I had a traumatic experience at work, and I often considered writing my way through it. It had everything: raw emotion, vivid details, and a clearly defined villain. If not for a personal essay, at least for a scathing Glassdoor review. (Half-kidding.)
But something stopped me from doing it. I didn’t want a writing breakthrough or a viral post tainted with bitterness. Also, maybe it was remembering how this person opened up to me about their family history or made me feel seen and appreciated when times were good.
When I eventually wrote about that coworker months later, the distance allowed me to see us both more completely.
Hannah Brencher called it the art of Taylor Swifting. The delicate balance of immortalizing people through your words — while giving yourself enough distance to write from wisdom rather than wounds.
This is what we forget in our culture of quick takes and cancel campaigns: people are more than just their worst moments or their most questionable choices.
When we post about others online, we’re contributing to narratives that can have serious consequences.
If you’re a Filipino who was online in 2012, you probably remember the “Amalayer” girl. It’s my earliest memory of cancel culture before we had a name for it. A young woman whose moment of frustration with a security guard was captured on video, uploaded without context, and turned into a meme on entitlement. Years of her life reduced to seconds of footage.
Our eagerness to cast stones came at the expense of empathy.
When we post about others online, whether strangers-gone-viral or people in our personal lives, we’re contributing to narratives that can have serious consequences.
Time is the best editor for vulnerable writing.
In viral posts as in any form of writing, anyone can publish their unfiltered thoughts to an audience of thousands. When we write about others — especially when casting them as antagonists in our stories — we’re telling their stories too, often without their input or consent.
This doesn’t mean we shouldn’t write truthfully about our experiences. Quite the opposite.
The most powerful writing acknowledges nuance and complexity: That the person who hurt you might also be hurting. That the relationship that ended badly might have begun beautifully. That the parent who failed you might have also loved you as best they could with the tools they had.
But it takes time to get to that vantage point. Time is the best editor for vulnerable writing.
The first draft, written in the heat of the moment, is for you alone. It’s where you can be petty and one-sided and absolutely sure you’re in the right.
But the version that eventually reaches readers’ eyes?
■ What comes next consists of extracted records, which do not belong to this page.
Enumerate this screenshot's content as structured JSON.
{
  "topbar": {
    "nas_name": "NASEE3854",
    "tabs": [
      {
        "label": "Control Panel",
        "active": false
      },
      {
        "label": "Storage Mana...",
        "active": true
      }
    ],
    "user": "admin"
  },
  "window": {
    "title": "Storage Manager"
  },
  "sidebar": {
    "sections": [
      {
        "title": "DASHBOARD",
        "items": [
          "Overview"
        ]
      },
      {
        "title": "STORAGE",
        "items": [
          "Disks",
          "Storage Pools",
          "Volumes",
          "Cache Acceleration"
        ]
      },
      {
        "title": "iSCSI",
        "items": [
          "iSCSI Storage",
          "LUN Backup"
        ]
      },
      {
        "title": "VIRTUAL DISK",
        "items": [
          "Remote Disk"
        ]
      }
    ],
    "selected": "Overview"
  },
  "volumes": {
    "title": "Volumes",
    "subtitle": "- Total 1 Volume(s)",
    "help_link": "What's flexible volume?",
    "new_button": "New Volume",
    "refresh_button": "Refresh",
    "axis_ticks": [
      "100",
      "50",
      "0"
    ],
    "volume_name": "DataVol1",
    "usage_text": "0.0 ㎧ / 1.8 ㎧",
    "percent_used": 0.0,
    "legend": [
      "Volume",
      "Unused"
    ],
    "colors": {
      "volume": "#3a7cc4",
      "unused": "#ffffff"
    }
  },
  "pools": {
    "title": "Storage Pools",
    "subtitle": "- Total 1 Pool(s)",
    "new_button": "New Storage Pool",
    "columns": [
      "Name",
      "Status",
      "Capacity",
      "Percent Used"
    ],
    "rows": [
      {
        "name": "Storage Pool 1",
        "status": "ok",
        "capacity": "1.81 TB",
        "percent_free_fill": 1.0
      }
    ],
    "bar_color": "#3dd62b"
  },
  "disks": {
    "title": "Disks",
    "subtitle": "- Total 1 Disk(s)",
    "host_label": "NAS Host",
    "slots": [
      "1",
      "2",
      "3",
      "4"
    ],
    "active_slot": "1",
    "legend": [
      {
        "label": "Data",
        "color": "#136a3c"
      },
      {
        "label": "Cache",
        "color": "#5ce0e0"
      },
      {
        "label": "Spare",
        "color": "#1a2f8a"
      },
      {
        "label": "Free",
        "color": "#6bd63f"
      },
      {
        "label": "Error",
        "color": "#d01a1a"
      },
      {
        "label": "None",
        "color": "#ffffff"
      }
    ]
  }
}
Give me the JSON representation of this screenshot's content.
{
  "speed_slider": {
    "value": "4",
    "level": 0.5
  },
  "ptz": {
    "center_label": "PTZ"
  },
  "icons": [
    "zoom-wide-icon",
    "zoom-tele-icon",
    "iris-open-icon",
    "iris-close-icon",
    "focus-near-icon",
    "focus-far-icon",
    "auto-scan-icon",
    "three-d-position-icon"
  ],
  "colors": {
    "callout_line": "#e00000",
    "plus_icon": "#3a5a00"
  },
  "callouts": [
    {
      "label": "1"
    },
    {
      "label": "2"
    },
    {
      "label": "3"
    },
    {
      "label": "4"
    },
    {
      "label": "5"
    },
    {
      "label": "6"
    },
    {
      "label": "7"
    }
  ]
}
That one comes after reflection, after you’ve asked yourself the hard questions: What was my role in this? What might their perspective be? What larger truth does this story serve?
Ask yourself: “Is this vulnerability generous?”
Brené Brown distinguishes between vulnerability and oversharing: True vulnerability comes from a place of connection. Oversharing often comes from unprocessed pain. One builds bridges, while the other can burn them.
Maybe the question isn’t “How vulnerable is too vulnerable?” but rather “Is this vulnerability generous?”
Does it acknowledge the complexity of relationships? Does it make space for the humanity of everyone involved?
The most powerful writing doesn’t just expose wounds. It explores how wounds heal, or don’t heal, or heal differently than expected. It doesn’t just identify one-dimensional villains. It reflects on the circumstances that shaped that person, for better or worse.
So by all means, write it all: the heartbreaks, the betrayals, the moments when others have wronged you.
But give yourself time to process before posting. Consider whether it’s worth posting about at all. Because when you immortalize someone through your words, you’re not just telling your story.
You’re shaping how the world might remember them long after your pain has faded.
That responsibility requires more than vulnerability. It requires grace.